Exposition - Chemins de l'exil - Photographies de Philippe Gaussot
Exposition présentée à l’occasion du 35e Festival du Cinéma espagnol à Nantes
This event includes accessibility accommodations
Motor impairment

Philippe Gaussot
1936-2026 : regards pluriels et contemporains sur la Guerre d’Espagne
En partenariat avec l’Instituto Cervantes de Paris et l’École Nationale Supérieure d’Architecture de Nantes, le festival accueille cette année une exposition en lien avec la commémoration des 90 ans du début de la Guerre civile espagnole, Chemins de l’exil.
1936-2026. Il y a 90 ans, le 19 juillet, le peuple d’Espagne se soulevait pour faire échec au coup d’État militaire des généraux félons. Mais très vite, les militaires espagnols, soutenus par le fascisme européen, sèment la terreur qu’ils ont érigée en programme politique. Comme le déclarait le général Mola en juillet 1936 : “Hay que sembrar el terror, hay que dejar sensación de dominio eliminando sin escrúpulos ni vacilación a todos los que no piensan como nosotros." *
Après 32 mois de résistance, se produit l’exil le plus important du XXe siècle.
Philippe Gaussot, un humanitaire catholique, se porte au secours des réfugiés et en même temps prend quelques 100 photos montrant l’accueil des enfants basques, puis des enfants catalans, envoyés en France pour échapper aux bombardements et aux affres de la guerre. Loin du bruit des armes, la mort s’éloigne d’eux et ils peuvent retrouver le sourire sur les bancs de l’école ou dans les tâches et les jeux collectifs qui les soudent les uns aux autres.
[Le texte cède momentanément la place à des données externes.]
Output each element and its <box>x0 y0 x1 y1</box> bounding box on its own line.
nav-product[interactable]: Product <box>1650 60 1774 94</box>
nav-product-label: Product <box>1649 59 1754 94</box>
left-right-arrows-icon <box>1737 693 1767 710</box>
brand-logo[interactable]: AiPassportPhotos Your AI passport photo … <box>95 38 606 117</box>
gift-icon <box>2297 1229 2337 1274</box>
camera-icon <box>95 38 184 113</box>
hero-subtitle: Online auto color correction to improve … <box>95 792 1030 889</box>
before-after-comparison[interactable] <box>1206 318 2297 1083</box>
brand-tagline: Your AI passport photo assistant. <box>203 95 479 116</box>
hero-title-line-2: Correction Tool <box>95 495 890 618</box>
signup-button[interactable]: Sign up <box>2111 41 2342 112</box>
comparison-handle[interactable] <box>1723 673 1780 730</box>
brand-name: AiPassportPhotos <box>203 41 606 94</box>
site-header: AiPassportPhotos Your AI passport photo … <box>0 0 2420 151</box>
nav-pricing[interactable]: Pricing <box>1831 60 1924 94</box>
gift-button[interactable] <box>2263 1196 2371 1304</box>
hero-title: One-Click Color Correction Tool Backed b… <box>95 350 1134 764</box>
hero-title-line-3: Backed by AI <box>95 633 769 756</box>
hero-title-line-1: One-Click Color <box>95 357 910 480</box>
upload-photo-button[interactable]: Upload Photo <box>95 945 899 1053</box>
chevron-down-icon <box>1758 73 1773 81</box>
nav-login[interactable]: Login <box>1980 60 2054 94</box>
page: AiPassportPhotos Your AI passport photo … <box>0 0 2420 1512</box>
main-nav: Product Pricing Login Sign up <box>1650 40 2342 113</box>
Sur d’autres photos nous suivons pas à pas le périple douloureux sur des chemins escarpés de l’exil des antifascistes espagnols pour atteindre un hypothétique refuge. Ils passent de la montagne enneigée à la plage humide et glaciale de février. L’accueil sera bien décevant puisque, pour la plupart, il s’agira de s’installer sur les plages du Roussillon, entourées de barbelés, gardées par des soldats français armés : tirailleurs sénégalais, marocains ou gendarmes…
Ces photographies ont été découvertes par Jean-Philippe Gaussot bien après le décès de son père, en 1977. D’une très grande qualité humaine et artistique, ils représentent un témoignage exceptionnel et rare. Ils possèdent la qualité des clichés des plus grands photographes de l’époque, et transmettent au public le désarroi, l’inquiétude de ce peuple mais également, au-delà de sa détresse, sa fierté, sa dignité et surtout sa combativité…
Véronique Salou Olivares et Aimable Marcellan, Association 24 août 1944
* “Il faut semer la terreur, il faut laisser une impression de domination en éliminant sans scrupules ni hésitation tous ceux qui ne pensent pas comme nous."